As soon as your identify that a user is not following through effectively:

1. Stop Regular Triggers:

These are beginning to suffer from trigger blindness or worse: negative trigger association. I think most behavior change products die when users begin to associate guilt with the products triggers. That leads to actively avoiding your product to avoid the pain. This is how my company GoalTribe died.

2. Re-engage with a new, surprising trigger 

Your user has begun to ignore, or actively avoid, your normal cues for action, so you need to reach out with something new to get their attention. You might try dramatically varying the trigger language, graphics, sounds, colors etc.. Try reaching out through a different channel. Perhaps email or sms. At the extreme, you could trigger another user, or a live coach, to actually make a phone call. For email, consider classic email marketing techniques to get emails opened – generating curiosity is probably the most powerful technique: “Congratulations Robin!  You found it!”  — Congratulations? Found what? I better open the email to find out!

3. Normalize the experience:

“Everyone faces setbacks. It’s part of the process.”

4. Ego Boost

You can go beyond normalizing the experience to actually building up user’s self-efficacy (there belief in their ability to be successful). Consider saying things like “You actually stayed strong for 3 days longer than our average user!”. Look for ways to spin the statistics that help them feel above average in their success thus far.

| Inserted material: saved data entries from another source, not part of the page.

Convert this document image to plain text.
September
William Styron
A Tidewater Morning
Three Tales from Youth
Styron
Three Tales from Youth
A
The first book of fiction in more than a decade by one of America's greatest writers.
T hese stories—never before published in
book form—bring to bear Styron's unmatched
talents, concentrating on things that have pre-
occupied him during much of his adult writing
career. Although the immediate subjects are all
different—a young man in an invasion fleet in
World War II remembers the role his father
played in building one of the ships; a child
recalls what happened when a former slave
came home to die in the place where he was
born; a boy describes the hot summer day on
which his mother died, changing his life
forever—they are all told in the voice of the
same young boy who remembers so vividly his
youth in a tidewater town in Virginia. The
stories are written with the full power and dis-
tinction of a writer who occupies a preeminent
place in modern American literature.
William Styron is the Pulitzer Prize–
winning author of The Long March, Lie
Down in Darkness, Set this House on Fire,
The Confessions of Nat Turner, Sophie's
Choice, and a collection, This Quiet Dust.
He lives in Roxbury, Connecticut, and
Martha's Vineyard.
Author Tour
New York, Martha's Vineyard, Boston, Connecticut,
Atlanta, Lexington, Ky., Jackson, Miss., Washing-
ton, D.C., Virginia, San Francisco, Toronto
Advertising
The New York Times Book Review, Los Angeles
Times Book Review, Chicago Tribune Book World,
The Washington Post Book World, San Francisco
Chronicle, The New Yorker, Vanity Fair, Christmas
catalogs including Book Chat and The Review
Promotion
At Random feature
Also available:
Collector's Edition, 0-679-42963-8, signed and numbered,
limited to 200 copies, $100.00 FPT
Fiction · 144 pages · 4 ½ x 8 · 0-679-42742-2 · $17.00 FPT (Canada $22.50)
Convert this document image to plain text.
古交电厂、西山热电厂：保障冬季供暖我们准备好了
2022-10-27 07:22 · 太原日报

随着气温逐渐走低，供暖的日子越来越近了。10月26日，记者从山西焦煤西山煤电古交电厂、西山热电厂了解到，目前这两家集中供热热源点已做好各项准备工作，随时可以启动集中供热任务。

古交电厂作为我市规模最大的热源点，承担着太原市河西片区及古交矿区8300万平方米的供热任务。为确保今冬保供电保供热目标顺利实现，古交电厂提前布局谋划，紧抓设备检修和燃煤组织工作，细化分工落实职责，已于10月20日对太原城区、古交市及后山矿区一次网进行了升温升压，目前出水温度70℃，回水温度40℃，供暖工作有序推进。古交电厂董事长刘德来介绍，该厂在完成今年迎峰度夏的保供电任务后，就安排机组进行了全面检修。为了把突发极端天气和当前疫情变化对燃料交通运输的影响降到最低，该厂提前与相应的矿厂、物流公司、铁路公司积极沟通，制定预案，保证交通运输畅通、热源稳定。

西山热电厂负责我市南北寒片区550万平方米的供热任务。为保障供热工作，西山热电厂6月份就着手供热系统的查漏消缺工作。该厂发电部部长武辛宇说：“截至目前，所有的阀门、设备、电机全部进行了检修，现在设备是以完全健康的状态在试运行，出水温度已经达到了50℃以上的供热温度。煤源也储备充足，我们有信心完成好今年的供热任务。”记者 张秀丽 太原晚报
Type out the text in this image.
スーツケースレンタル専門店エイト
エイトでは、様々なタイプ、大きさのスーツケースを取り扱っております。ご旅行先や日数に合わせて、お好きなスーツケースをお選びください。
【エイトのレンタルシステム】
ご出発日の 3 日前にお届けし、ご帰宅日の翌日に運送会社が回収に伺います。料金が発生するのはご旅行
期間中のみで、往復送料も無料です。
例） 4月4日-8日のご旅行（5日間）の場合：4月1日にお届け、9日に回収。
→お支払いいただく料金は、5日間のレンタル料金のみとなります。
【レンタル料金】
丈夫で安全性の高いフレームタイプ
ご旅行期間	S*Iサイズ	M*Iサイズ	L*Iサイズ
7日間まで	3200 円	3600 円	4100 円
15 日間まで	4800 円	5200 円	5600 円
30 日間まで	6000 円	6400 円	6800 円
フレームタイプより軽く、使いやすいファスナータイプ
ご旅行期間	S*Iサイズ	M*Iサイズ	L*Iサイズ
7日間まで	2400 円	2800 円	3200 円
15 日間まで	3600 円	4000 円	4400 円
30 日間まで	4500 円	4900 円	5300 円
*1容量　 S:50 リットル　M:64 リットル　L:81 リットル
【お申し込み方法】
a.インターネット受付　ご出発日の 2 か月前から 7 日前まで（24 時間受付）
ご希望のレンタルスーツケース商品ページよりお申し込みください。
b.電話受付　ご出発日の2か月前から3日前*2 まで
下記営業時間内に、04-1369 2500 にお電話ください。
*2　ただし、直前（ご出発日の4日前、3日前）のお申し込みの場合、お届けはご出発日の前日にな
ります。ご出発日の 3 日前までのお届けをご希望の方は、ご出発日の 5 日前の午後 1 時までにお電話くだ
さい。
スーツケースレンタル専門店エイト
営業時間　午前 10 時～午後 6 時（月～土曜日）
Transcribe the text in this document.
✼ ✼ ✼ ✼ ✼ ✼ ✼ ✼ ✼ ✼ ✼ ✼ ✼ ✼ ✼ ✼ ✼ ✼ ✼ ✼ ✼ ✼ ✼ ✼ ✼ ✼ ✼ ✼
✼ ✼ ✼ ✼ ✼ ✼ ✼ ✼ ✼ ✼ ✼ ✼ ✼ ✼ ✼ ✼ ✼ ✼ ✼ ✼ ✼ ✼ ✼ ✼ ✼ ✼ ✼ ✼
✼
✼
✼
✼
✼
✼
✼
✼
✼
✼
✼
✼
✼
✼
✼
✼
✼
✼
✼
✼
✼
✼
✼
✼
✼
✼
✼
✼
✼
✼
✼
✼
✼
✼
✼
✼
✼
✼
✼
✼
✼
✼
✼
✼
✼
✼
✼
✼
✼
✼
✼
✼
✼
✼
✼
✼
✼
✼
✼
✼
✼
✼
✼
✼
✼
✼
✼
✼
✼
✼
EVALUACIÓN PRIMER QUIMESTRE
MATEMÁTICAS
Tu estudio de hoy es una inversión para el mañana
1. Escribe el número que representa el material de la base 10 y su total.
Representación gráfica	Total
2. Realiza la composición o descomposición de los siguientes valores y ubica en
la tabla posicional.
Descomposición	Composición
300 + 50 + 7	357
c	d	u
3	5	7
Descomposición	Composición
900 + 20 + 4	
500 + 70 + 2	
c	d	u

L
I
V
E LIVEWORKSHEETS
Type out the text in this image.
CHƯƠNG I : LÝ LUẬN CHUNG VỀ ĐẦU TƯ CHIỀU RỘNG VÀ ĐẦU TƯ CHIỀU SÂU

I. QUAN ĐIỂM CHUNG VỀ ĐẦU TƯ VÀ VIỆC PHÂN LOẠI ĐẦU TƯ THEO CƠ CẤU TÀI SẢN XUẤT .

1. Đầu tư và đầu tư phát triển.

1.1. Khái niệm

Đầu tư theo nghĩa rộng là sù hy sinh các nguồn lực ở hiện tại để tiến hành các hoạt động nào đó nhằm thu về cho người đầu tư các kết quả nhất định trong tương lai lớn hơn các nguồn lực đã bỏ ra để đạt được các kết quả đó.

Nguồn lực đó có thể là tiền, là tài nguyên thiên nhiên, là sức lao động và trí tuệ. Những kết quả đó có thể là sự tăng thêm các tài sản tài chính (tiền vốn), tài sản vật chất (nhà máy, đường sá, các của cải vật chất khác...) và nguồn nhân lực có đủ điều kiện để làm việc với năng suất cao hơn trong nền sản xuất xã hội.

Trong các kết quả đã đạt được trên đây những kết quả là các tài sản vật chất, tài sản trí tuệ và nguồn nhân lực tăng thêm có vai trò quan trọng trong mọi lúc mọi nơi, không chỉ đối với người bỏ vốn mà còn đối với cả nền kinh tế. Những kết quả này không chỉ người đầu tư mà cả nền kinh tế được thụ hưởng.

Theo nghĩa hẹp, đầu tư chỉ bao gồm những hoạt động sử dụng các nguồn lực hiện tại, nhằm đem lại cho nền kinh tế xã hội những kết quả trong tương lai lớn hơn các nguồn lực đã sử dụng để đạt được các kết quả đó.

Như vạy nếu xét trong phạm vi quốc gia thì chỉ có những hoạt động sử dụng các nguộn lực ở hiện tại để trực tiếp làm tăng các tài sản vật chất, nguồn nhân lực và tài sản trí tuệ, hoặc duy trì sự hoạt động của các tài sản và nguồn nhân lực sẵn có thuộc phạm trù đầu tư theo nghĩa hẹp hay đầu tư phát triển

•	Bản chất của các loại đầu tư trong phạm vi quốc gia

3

5. Neutralize shame, guilt, and embarrassment:

 “You were smart enough to use this product to help you stay on tack.”

6. Re-establish hope:

“Do XYZ and you’ll be back on track to your goal in no time!”[Re-evoke emotional picture of succeeding.]

7. Get a tiny re-engagement action immediately:

Performing a tiny action is do-able and is symbolic of re-engaging. It also gets people back into the system and builds momentum (or consistency) toward deeper re-engagement.

8. Celebrate copiously:

 Make sure the user feels very good about having gotten back on the horse.

 

7. Re-calibrate Metrics (optional):

 Often realistically gamified metrics can end up being really de-motivating after a set-back. You can neutralize this problem by “starting all over again”, or giving them “a free pass” or straight-out quietly cheating on the scoring (giving them more points per action for a few actions so their metrics get healthy quickly).